The studio was suffocatingly still, the kind of stillness that makes every brushstroke sound like a thunderclap. Christan sat hunched over the canvas, hoodie strings chewed ragged between his teeth, eyes burning from too much caffeine and not enough sleep. He had been layering color onto this figure for hours, maybe days—it was hard to tell anymore. The genderless body he had conjured wasn’t meant to be a person, not exactly. It was an amalgam of everything he couldn’t articulate in critiques or journal entries: isolation, hunger for recognition, the ache of being unseen.
He swiped another streak of blue across the chest, but the paint didn’t settle like it should. It shimmered, liquid and restless, bleeding across the surface like it had a mind of its own.
“God… what the hell,” he muttered, brushing at his eyes. “I’ve either lost it completely or this canvas is possessed.”
Then the sound came—a faint groan of pressure, like something straining behind glass. His pulse skyrocketed. Christan stepped back, paintbrush clattering onto the concrete floor. The outline of the figure rippled, its shoulders trembling as though trapped under water. A hand pressed forward, pressing against the flat surface until the canvas buckled outward, stretching like skin.
“No. No, no, no… this isn’t real,” he whispered, shaking his head. “I didn’t paint this. I didn’t—”
The hand broke through. Paint dripped in thick rivulets, splashing onto the floor with heavy thuds. Christan stumbled back into his stool, heart hammering against his ribs so hard he swore it might crack. His breath came in sharp bursts, the back of his neck prickling with sweat.
The figure pulled itself free, piece by piece. Shoulders first, dripping with streaks of ochre and indigo. Then the torso, trembling, as though forming itself with every step. When it finally placed both feet on the ground, the sound was wet and terrible, like paintbrushes being wrung dry. The smell of turpentine filled the air, pungent and dizzying.
Christan clutched the edge of the stool to keep from collapsing. “Jesus Christ… you’re—” His voice broke, caught between awe and panic. “You’re out. You’re actually—out.”

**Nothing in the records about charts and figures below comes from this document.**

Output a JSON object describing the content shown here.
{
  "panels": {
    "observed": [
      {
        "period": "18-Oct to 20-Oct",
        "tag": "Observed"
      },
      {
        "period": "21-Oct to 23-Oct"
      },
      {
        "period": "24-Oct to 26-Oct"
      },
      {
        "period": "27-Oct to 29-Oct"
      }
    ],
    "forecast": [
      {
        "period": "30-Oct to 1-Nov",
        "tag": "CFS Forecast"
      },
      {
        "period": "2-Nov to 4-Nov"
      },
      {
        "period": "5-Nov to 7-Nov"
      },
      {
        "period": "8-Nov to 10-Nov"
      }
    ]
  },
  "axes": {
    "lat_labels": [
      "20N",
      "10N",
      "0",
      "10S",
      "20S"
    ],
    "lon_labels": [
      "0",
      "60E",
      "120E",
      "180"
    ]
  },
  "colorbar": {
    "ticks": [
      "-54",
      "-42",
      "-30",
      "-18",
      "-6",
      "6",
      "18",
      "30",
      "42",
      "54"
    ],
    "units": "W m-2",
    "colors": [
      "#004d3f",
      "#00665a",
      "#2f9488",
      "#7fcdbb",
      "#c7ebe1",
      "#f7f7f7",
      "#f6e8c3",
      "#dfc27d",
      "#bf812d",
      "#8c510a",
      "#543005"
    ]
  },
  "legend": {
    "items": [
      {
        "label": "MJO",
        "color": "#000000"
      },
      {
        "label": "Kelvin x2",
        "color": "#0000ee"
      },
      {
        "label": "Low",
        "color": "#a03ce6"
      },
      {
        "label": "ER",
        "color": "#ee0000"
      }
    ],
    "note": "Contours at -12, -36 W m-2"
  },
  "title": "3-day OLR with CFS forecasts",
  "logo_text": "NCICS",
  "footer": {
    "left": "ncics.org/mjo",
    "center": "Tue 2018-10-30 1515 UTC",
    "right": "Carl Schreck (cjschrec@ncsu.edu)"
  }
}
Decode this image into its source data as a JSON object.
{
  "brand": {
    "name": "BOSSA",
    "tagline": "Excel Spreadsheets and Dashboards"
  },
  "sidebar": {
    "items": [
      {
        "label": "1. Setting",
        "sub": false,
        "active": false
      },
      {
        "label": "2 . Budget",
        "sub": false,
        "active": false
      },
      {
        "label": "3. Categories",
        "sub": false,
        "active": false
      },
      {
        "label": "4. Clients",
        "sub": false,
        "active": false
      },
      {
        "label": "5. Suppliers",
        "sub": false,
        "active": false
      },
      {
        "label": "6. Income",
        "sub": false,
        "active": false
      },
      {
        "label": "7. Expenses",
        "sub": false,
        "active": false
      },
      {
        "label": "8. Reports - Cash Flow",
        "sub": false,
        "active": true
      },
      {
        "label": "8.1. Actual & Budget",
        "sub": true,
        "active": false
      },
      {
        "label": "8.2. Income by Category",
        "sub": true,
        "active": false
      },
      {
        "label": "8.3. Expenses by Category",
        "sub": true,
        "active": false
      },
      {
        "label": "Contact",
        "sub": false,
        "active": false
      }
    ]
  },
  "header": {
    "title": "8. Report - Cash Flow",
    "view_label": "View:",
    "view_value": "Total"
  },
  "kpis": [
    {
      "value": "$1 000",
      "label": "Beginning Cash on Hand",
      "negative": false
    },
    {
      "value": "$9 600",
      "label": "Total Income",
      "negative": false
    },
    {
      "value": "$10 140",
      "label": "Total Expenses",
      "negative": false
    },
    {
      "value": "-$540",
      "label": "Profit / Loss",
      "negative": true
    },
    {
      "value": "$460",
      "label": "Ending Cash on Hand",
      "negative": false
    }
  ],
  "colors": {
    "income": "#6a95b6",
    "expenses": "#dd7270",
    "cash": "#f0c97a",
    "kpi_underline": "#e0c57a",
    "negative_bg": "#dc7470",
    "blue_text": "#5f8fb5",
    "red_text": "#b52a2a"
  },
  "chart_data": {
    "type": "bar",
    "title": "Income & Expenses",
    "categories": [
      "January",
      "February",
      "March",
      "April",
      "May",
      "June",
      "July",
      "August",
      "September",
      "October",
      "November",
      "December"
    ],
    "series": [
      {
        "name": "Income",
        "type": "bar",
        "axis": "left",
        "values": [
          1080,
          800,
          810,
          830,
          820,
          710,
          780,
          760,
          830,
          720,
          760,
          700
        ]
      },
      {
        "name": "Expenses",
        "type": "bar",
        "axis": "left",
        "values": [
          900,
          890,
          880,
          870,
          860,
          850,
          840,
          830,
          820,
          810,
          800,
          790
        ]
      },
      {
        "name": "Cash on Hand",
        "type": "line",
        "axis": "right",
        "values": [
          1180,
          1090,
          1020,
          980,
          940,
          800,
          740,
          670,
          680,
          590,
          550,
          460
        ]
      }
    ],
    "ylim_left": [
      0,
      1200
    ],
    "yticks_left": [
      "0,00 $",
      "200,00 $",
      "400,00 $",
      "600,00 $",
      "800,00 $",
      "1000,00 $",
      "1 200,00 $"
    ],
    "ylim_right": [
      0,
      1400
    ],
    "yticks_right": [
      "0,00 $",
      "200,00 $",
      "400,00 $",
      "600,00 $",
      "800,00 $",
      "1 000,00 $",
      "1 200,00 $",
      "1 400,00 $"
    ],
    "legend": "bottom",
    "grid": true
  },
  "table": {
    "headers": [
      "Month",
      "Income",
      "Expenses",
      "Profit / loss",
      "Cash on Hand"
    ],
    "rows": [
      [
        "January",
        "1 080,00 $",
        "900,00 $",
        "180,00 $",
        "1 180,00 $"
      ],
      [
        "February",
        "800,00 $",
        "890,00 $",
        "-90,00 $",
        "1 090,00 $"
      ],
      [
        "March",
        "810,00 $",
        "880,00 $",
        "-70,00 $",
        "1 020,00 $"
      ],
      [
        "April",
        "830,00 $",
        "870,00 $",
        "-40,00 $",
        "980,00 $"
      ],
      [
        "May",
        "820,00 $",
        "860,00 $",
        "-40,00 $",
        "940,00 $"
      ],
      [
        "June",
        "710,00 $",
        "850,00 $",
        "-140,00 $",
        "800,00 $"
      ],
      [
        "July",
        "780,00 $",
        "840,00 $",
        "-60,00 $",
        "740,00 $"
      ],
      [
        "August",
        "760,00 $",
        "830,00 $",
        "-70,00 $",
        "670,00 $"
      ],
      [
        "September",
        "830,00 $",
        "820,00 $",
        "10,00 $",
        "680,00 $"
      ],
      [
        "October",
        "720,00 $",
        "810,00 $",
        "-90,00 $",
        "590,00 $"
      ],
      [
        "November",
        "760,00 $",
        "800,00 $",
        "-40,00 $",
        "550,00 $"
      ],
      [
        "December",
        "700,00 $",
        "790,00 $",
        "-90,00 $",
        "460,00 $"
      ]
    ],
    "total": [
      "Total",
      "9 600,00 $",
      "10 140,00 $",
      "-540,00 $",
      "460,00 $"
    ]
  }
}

The figure stood in front of him, faceless but undeniably alive, paint still dripping down its limbs. It tilted its head toward him with slow, deliberate curiosity. In the silence, Christan’s thoughts were deafening. Every late-night insecurity, every failed project, every moment of jealousy toward classmates who seemed to breathe art more easily than he did—he felt it staring back at him, embodied in this impossible creation.
“I made you,” he whispered, voice trembling. “You’re mine. You—” He laughed suddenly, a cracked, breathless sound. “God, I’m losing my mind.”
The figure stepped closer. Christan flinched, but couldn’t move away. His body shook with adrenaline, a mix of terror and a strange, suffocating exhilaration. He couldn’t decide if he wanted to scream or kneel. When the figure lifted its hand—fingers long, dripping in shades of crimson and violet—and reached for him, Christan whispered, “Don’t touch me-
The painted hand brushed his cheek. It was cool, not wet, but the contact rippled through him like static, every hair on his body rising. His chest constricted, eyes burning with the weight of everything he had shoved into that canvas. It wasn’t just a painting anymore; it was the living, breathing manifestation of his own loneliness, his hunger, his relentless need to be understood.
Tears pricked the corners of his eyes before he even realized. He pressed a hand to his mouth, shaking. “This isn’t possible. You shouldn’t exist. You—oh my God. I can’t—” His voice cracked into silence.